Добавить в цитаты Настройки чтения

Страница 26 из 35

Почему-то она вдруг увидела большую комнату, обставленную по-деловому, но с роскошью, высокого человека, стоявшего возле окна и смотревшего на этот город.

8 сентября 1826 года император Николай I, высокий, худощавый, с прямой спиной, стоял в своем кремлевском кабинете Чудова дворца перед огромным письменным столом, на котором бы разложен план Москвы. Триумфальные ворота у Тверской заставы были почти закончены, как раз к коронационным торжествам, но предстояло сделать еще многое, чтобы древняя столица, наконец, оправилась после наполеоновского нашествия. Император любил Москву, она не была связана в его памяти ни с какими темными страницами. И Сенатская площадь была не в Москве.

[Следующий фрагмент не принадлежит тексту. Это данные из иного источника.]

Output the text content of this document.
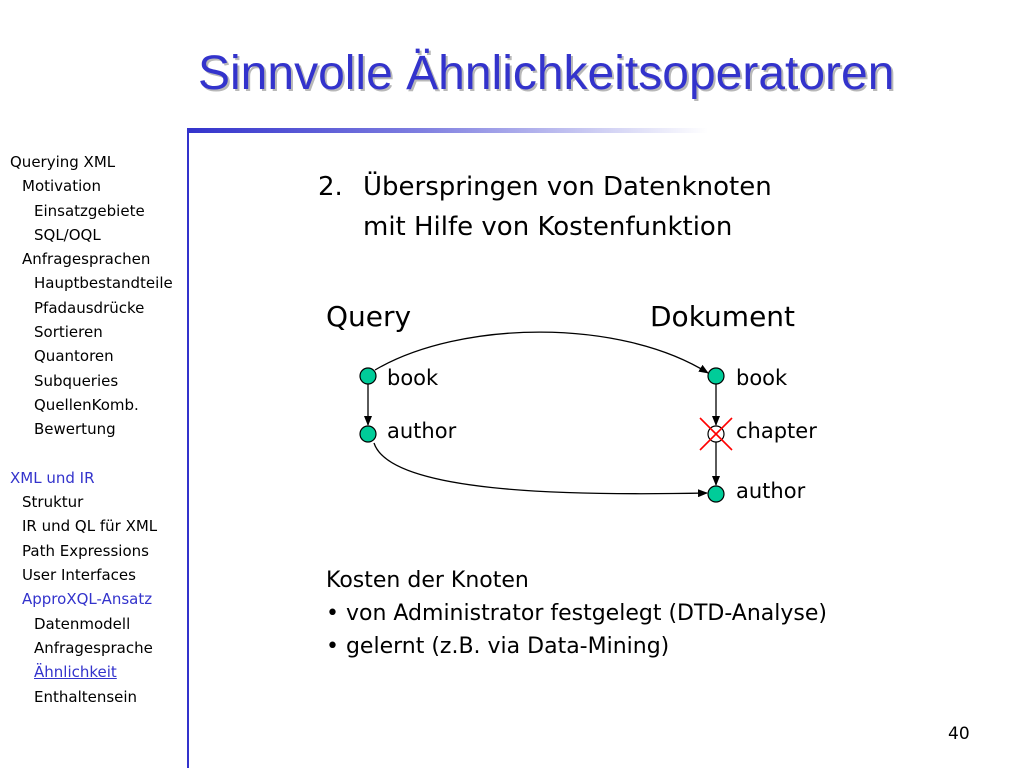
Sinnvolle Ähnlichkeitsoperatoren
Querying XML
Motivation
Einsatzgebiete
SQL/OQL
Anfragesprachen
Hauptbestandteile
Pfadausdrücke
Sortieren
Quantoren
Subqueries
QuellenKomb.
Bewertung
XML und IR
Struktur
IR und QL für XML
Path Expressions
User Interfaces
ApproXQL-Ansatz
Datenmodell
Anfragesprache
Ähnlichkeit
Enthaltensein
2. Überspringen von Datenknoten
mit Hilfe von Kostenfunktion
Query	Dokument
book
author
book
chapter
author
Kosten der Knoten
• von Administrator festgelegt (DTD-Analyse)
• gelernt (z.B. via Data-Mining)
40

Высокие напольные часы пробили четыре раза. С последним ударом отворилась дверь кабинета и в ней появился малорослый человек с тучным туловищем на толстых ногах и с короткой шеей, на которой вполне уместно выглядела большая голова с начесанными вперед и немного по моде растрепанными волосами. Всем своим видом он походил на филина с неожиданно выросшими ногами. Это был генерал Дибич, сподвижник самого Аракчеева, доставшийся императору в наследство от брата, императора Александра I.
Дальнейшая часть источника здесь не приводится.